= Sigvart Petersen =

Norwegian civil servant and hippologist

Sigvart Petersen, 1896

Sigvart Petersen (11 August 1845 – 29 November 1924) was a Norwegian civil servant and hippologist.

He was born in Christiania as a son of Carl Emil Petersen and Ane Persen. He was a nephew of Peter J. K. Petersen and first cousin of Peter Arnoldus Petersen. In February 1873 in Christiania he married Adeline Jepsen (1847–1924).

He finished his secondary education at Nissen School in 1865 and graduated from university with a cand.jur. degree in 1871. He was hired in the Ministry of Church Affairs in 1875, advancing from clerk to fullmektig in 1886 and assistant secretary in 1897. He retired in 1921.

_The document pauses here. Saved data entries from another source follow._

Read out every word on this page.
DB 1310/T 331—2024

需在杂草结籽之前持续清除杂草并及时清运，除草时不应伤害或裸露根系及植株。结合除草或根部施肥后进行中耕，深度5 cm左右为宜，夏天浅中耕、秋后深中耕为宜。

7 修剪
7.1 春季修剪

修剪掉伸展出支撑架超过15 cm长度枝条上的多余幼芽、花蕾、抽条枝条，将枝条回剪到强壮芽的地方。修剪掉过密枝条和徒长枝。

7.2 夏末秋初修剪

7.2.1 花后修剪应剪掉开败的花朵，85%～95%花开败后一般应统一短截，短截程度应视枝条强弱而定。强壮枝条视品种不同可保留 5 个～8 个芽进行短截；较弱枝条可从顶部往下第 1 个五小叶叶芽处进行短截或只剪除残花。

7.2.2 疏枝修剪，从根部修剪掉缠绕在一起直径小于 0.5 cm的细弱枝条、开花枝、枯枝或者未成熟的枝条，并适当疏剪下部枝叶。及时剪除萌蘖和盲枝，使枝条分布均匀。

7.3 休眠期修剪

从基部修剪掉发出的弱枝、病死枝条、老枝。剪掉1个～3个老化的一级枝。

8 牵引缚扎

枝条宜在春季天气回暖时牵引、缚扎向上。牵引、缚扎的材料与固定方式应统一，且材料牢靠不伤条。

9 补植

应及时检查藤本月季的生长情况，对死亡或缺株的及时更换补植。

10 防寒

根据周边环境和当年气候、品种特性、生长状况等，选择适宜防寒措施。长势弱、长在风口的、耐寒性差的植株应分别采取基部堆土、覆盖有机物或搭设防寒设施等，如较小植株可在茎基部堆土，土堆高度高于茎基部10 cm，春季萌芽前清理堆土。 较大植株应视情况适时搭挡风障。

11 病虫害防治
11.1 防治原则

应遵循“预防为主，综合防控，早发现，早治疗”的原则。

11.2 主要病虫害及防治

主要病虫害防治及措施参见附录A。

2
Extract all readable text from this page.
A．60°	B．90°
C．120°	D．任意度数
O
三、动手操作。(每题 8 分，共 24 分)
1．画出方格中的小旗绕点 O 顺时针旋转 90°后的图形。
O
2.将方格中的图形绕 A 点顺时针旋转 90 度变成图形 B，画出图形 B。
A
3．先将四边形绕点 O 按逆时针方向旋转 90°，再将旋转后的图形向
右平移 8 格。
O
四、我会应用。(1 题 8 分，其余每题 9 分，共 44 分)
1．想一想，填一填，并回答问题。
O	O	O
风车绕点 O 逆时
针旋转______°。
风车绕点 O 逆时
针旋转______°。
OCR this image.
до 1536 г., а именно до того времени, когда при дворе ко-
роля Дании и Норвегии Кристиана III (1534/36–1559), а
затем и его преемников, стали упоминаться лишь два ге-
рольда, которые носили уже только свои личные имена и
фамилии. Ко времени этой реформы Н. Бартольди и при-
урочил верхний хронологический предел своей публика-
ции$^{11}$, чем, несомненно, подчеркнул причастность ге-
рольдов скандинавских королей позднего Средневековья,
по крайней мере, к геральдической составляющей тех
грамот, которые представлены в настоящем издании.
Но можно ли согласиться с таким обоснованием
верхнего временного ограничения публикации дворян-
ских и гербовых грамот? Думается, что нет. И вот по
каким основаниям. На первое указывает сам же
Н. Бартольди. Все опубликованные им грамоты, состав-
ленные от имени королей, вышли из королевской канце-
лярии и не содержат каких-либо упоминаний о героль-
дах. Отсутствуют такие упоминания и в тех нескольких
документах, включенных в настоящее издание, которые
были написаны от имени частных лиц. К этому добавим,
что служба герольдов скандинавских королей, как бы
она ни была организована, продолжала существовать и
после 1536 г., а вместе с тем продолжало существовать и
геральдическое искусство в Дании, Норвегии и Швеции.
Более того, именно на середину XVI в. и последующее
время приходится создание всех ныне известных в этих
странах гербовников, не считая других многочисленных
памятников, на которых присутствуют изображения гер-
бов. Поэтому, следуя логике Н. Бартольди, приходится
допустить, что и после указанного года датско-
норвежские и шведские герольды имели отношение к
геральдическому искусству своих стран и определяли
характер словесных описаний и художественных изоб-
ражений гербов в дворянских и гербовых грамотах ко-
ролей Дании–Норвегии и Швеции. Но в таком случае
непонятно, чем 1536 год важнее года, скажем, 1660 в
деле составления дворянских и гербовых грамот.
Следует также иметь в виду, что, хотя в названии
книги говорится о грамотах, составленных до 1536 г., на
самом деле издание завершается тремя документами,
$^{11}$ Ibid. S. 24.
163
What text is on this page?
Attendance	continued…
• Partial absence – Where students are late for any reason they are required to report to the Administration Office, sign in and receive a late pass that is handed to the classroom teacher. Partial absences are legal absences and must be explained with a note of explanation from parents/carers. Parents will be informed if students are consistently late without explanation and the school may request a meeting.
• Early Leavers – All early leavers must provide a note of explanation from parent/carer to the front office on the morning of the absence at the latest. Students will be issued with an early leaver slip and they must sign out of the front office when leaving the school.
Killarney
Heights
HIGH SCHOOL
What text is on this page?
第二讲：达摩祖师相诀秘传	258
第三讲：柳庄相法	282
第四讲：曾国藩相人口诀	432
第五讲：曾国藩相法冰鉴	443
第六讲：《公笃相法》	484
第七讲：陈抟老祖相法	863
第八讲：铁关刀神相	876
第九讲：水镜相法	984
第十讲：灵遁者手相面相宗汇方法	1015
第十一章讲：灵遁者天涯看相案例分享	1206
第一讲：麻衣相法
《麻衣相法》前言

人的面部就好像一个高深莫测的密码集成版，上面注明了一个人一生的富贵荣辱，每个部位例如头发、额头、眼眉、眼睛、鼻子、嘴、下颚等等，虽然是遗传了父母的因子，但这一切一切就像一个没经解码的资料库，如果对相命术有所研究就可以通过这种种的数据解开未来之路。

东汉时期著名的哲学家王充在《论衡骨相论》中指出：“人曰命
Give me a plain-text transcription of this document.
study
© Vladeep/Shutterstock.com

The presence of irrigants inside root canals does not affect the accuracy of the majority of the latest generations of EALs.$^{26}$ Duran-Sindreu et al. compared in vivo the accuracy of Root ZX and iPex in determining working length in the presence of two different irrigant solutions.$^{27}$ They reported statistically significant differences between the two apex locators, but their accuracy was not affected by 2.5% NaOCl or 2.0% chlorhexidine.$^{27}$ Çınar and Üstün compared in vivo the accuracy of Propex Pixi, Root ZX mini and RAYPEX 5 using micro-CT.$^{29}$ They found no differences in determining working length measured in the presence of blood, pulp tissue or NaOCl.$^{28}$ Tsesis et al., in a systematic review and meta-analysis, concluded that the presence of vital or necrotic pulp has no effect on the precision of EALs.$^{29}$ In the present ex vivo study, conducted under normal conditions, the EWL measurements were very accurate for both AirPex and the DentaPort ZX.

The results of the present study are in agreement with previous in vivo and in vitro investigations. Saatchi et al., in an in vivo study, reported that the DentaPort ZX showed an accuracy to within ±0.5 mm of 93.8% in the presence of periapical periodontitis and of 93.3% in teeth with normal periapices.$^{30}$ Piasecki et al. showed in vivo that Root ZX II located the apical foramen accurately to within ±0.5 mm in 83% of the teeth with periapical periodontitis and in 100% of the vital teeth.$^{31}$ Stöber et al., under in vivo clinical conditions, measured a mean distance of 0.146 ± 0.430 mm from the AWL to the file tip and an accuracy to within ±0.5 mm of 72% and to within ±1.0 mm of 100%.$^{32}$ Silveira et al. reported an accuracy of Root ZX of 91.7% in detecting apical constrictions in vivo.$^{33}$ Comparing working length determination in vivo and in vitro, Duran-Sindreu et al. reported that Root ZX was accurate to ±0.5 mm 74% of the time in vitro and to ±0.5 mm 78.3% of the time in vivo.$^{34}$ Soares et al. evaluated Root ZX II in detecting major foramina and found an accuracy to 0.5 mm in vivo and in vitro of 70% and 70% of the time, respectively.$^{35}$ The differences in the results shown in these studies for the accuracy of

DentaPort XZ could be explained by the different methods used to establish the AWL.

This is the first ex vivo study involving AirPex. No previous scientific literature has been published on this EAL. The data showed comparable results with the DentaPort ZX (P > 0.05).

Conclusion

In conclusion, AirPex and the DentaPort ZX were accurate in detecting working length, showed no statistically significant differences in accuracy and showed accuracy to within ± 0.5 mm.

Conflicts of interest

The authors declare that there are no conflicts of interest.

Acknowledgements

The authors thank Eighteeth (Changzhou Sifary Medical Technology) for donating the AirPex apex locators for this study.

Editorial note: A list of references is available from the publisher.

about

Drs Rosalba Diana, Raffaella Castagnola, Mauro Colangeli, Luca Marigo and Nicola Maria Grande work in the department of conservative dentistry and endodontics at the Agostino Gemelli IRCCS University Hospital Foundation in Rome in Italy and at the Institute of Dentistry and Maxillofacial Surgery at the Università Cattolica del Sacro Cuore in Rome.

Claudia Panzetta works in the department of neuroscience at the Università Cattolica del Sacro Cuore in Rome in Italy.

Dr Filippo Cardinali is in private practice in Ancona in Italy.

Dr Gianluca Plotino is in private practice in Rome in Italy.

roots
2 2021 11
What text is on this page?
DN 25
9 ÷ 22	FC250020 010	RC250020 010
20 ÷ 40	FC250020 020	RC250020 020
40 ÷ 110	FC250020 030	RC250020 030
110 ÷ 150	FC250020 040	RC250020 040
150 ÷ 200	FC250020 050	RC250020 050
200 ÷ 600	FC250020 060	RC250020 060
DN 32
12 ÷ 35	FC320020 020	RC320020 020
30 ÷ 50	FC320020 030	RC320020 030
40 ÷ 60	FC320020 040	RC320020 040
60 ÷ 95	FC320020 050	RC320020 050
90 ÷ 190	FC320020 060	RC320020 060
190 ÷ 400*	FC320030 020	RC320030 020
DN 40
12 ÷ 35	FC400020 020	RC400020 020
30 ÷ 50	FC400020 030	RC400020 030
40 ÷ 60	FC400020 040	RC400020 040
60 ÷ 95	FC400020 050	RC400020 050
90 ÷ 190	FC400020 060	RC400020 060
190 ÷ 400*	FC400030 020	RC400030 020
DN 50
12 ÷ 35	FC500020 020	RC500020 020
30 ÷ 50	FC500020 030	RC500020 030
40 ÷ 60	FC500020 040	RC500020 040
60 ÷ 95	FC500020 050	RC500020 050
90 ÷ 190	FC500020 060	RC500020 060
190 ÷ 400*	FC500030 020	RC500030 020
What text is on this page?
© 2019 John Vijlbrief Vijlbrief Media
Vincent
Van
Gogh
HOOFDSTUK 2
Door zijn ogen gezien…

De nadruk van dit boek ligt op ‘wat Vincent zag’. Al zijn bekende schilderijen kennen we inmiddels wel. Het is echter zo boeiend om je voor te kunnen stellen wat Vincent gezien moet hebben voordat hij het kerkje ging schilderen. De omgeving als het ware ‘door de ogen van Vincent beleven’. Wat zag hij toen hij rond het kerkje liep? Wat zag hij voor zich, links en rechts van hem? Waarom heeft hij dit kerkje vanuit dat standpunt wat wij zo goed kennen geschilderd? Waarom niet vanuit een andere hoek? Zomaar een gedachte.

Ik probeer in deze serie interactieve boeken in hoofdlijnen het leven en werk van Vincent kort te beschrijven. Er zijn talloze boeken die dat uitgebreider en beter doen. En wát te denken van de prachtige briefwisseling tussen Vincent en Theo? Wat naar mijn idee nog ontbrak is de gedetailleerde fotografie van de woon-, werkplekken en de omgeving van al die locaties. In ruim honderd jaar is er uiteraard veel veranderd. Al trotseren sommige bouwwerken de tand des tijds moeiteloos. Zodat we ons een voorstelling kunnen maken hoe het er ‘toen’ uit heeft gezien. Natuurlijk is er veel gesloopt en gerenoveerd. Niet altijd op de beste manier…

He is better known for co-founding the Norwegian Trotting Association in 1875. He was the secretary of the board from 1875 to 1878 and 1886 to 1901, and edited Norsk traver-kalender, Norsk traver-stambog and from 1881 to 1888 the magazine Norsk idrætsblad. He published an Ahnentafel of Norwegian horses of the Dølehest breed in 1902, by request of the Royal Norwegian Society for Development, and has been called "the classic in Norwegian hippological literature". He also published an Ahnentafel of his own lineage in 1922.